In: Biology
Ans:-
Membranes and their constituent proteins are assembled in the ER. This organelle contains the enzymes involved in lipid synthesis, and as lipids are manufactured in the ER, they are inserted into the organelle's own membranes. This happens in part because the lipids are too hydrophobic to dissolve into the cytoplasm.
Similarly, transmembrane proteins have enough hydrophobic surfaces that they are also inserted into the ER membrane while they are still being synthesized. Here, future membrane proteins make their way to the ER membrane with the help of a signal sequence in the newly translated protein. The signal sequence stops translation and directs the ribosomes — which are carrying the unfinished proteins — to dock with ER proteins before finishing their work. Translation then recommences after the signal sequence docks with the ER, and it takes place within the ER membrane. Thus, by the time the protein achieves its final form, it is already inserted into a membrane
The proteins that will be secreted by a cell are also directed to the ER during translation, where they end up in the lumen, the internal cavity, where they are then packaged for vesicular release from the cell. The hormones insulin and erythropoietin (EPO) are both examples of vesicular proteins.

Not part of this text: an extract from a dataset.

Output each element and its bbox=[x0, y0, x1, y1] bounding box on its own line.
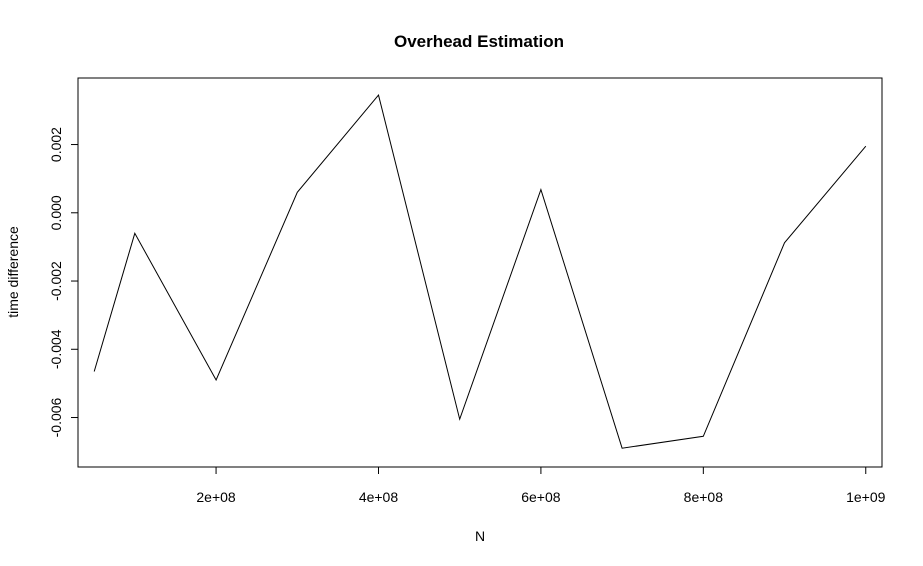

The ER, Golgi apparatus, and lysosomes are all members of a network of membranes, but they are not continuous with one another. Therefore, the membrane lipids and proteins that are synthesized in the ER must be transported through the network to their final destination in membrane-bound vesicles. Cargo-bearing vesicles pinch off of one set of membranes and travel along microtubule tracks to the next set of membranes, where they fuse with these structures. Trafficking occurs in both directions; the forward direction takes vesicles from the site of synthesis to the Golgi apparatus and next to a cell's lysosomes or plasma membrane. Vesicles that have released their cargo return via the reverse direction. The proteins that are synthesized in the ER have, as part of their amino acid sequence, a signal that directs them where to go, much like an address directs a letter to its destination.
Soluble proteins are carried in the lumens of vesicles. Any proteins that are destined for a lysosome are delivered to the lysosome interior when the vesicle that carries them fuses with the lysosomal membrane and joins its contents. In contrast, the proteins that will be secreted by a cell, such as insulin and EPO, are held in storage vesicles. When signaled by the cell, these vesicles fuse with the plasma membrane and release their contents into the extracellular space.
The Golgi apparatus functions as a molecular assembly line in which membrane proteins undergo extensive post-translational modification. Many Golgi reactions involve the addition of sugar residues to membrane proteins and secreted proteins. The carbohydrates that the Golgi attaches to membrane proteins are often quite complex, and their synthesis requires multiple steps.
Lysosomes break down macromolecules into their constituent parts, which are then recycled. These membrane-bound organelles contain a variety of enzymes called hydrolases that can digest proteins, nucleic acids, lipids, and complex sugars. The lumen of a lysosome is more acidic than the cytoplasm. This environment activates the hydrolases and confines their destructive work to the lysosome. In plants and fungi, lysosomes are called acidic vacuoles.
Lysosomes are formed by the fusion of vesicles that have budded off from the trans-Golgi. The sorting system recognizes address sequences in the hydrolytic enzymes and directs them to growing lysosomes. In addition, vesicles that bud off from the plasma membrane via endocytosis are also sent to lysosomes, where their contents — fluid and molecules from the extracellular environment — are processed. The process of endocytosis is an example of reverse vesicle trafficking, and it plays an important role in nutrition and immunity as well as membrane recycling. Lysosomes break down and thus disarm many kinds of foreign and potentially pathogenic materials that get into the cell through such extracellular sampling.